For the past few days, thousands of people have been watching a live camera aimed at a bald eagle nest in Big Bear Valley, California, where a mated pair named Jackie and Shadow are sitting on three eggs. While the nest cam has been running for months, a massive audience—sometimes numbering 50,000 or more—has recently gathered for the climax of the show: two of the eaglets have begun to “pip,” the process whereby baby chicks break through the shell, and then, God willing, kick their way out into the world. 

There are very few things I can recommend right now, but watching Jackie bravely sit on those eggs through sun and rain and high wind, the tree whipping beneath her snow-blanketed nest, is one of them. (Shadow also shows up many times a day to deliver fish and take his turn egg-sitting, the two of them doing a hilariously awkward but very efficient routine to switch places without exposing the eggs to the elements for too long.

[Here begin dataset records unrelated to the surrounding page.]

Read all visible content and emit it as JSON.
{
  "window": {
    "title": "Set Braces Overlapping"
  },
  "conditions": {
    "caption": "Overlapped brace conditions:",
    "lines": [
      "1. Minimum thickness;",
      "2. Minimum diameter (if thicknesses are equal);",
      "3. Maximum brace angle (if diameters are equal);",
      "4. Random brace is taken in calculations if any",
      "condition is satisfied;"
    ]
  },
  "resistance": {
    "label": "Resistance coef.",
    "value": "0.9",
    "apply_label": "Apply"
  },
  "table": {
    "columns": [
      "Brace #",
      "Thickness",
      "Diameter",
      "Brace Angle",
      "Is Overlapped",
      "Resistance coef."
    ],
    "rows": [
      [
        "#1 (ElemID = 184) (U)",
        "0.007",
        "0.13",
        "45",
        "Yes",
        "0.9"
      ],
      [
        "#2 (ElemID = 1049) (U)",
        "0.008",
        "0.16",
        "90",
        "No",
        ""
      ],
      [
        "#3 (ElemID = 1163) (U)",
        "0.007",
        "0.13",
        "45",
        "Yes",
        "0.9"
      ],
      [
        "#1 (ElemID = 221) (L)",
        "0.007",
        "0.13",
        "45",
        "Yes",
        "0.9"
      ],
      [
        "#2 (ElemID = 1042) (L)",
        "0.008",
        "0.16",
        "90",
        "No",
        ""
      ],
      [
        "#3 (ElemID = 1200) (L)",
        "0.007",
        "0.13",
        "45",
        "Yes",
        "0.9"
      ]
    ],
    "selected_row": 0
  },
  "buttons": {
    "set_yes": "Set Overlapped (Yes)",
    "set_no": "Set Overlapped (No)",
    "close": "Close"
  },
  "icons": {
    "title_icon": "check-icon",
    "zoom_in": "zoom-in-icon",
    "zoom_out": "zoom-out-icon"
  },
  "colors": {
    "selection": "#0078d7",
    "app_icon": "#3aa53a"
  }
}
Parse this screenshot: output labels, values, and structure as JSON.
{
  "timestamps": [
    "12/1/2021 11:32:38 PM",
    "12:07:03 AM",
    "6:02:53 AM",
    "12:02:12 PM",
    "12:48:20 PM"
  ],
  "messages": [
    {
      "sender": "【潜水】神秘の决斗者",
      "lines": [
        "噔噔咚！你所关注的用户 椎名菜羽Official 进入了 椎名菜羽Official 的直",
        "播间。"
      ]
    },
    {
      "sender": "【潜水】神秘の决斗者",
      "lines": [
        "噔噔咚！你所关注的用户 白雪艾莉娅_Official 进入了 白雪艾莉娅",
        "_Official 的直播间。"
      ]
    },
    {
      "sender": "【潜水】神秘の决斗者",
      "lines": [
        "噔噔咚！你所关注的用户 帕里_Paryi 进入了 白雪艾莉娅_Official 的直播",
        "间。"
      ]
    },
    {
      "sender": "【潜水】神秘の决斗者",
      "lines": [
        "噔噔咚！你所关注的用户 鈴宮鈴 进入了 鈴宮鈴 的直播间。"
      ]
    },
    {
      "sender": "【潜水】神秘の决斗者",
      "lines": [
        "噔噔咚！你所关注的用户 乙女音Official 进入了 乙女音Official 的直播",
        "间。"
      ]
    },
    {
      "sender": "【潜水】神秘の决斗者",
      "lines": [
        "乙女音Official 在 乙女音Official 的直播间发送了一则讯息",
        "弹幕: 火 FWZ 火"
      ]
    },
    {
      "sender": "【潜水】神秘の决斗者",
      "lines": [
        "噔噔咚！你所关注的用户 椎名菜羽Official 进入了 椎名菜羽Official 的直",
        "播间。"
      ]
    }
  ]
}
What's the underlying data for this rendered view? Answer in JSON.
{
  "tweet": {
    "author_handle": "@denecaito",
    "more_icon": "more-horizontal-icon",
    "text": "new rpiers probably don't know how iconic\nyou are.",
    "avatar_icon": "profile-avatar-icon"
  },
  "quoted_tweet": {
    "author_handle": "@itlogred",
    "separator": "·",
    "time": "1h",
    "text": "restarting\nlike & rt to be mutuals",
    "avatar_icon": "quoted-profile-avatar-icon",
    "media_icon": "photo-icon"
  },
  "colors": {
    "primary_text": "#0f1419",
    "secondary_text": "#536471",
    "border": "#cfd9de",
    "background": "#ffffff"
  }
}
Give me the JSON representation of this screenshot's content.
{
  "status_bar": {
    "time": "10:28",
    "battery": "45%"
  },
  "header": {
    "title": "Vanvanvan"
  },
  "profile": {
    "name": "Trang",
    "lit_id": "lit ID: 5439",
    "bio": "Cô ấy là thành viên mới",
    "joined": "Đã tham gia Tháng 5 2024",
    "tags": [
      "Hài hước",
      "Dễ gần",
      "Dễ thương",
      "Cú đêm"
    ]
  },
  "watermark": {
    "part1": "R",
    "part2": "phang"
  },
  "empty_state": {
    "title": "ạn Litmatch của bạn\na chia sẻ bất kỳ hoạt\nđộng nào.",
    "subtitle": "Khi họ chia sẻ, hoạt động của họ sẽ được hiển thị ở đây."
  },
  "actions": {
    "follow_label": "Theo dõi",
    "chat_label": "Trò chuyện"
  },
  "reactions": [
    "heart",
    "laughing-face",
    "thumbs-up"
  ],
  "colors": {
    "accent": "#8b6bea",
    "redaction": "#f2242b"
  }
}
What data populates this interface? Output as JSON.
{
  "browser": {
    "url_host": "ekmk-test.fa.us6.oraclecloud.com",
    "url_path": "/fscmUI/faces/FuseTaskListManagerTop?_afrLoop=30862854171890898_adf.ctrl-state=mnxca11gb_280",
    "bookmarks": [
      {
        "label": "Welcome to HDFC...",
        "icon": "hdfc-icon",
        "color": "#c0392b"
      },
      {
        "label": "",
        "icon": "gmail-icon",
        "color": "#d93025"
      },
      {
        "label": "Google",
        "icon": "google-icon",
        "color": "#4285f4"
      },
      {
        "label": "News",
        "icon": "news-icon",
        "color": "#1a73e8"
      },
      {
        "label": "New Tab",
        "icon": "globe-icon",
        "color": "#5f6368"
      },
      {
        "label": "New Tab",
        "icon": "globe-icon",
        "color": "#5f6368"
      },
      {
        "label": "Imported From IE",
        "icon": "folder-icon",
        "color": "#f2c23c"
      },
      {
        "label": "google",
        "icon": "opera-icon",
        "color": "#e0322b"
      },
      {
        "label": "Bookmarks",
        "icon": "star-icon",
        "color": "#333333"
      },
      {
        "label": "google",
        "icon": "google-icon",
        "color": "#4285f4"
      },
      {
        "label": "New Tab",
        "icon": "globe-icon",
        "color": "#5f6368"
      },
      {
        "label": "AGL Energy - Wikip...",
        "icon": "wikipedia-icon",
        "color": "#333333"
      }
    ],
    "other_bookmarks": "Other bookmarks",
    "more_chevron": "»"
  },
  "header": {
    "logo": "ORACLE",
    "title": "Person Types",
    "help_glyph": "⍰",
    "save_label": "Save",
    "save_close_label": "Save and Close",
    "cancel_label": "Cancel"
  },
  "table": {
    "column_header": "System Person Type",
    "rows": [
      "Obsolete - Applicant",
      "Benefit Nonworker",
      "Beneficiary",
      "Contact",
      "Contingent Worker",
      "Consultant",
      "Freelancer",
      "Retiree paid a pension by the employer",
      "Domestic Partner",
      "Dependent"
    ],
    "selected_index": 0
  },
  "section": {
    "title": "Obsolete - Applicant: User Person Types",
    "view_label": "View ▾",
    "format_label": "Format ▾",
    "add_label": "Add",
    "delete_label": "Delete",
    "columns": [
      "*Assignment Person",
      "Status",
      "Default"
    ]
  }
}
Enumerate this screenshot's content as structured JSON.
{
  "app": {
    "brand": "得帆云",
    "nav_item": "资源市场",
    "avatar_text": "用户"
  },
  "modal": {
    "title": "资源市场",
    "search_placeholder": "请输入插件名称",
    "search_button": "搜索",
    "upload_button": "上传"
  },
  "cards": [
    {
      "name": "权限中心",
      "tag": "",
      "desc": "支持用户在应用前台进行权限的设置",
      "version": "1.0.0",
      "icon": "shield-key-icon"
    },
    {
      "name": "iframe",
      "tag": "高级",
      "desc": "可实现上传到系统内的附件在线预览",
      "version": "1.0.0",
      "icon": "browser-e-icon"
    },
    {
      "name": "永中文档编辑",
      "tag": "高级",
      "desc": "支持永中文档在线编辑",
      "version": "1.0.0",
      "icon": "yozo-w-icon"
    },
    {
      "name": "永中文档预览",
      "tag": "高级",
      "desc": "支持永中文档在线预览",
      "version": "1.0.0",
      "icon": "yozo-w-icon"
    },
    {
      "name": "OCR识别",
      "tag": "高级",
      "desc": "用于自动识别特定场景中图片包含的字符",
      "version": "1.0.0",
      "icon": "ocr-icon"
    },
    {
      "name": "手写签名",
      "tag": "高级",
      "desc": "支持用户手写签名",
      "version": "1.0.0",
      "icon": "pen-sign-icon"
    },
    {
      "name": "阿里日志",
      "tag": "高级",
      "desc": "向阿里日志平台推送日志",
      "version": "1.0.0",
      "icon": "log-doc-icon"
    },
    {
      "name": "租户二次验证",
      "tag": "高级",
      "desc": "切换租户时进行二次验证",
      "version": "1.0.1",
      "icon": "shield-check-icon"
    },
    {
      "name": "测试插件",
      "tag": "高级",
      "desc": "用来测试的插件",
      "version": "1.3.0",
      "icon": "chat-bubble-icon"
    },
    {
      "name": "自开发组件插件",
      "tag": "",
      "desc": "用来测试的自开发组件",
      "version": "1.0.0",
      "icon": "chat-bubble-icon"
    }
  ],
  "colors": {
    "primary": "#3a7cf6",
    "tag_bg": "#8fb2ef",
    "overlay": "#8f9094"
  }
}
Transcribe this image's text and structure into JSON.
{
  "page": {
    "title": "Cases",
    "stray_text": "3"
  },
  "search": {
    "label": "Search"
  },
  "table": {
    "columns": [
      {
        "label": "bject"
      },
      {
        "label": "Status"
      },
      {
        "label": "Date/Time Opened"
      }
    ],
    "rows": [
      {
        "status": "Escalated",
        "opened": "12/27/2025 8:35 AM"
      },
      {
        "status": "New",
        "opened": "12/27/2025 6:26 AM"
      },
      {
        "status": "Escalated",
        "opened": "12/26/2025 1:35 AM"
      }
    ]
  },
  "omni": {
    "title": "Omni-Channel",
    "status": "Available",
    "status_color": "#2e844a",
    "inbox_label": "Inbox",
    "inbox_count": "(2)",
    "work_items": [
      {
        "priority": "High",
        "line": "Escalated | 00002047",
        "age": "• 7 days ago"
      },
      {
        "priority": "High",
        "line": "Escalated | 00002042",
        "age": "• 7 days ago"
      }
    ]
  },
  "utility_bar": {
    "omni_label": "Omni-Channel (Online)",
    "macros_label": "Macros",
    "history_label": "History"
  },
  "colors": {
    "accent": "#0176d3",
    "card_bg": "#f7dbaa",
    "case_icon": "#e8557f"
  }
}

It’s like watching chickens parallel park.)

The camera trained on Jackie and Shadow is a project of the Friends of Big Bear Valley (FBBV), a nonprofit group. The Washington Post reported that the pair have been together for several years, and hatched three previous eaglets together, Cookie, Simba and Spirit; Jackie had another, Stormy, with a previous partner, Mr. B. But only one of the four, Spirit, is believed to be still alive, and last year, their eggs didn’t hatch at all. 

“Jackie called out to Shadow urging him to let go,” the Post’s Angie Orellana Hernandez wrote, “as he sat on their eggs for an extra three days in an apparent state of disbelief.”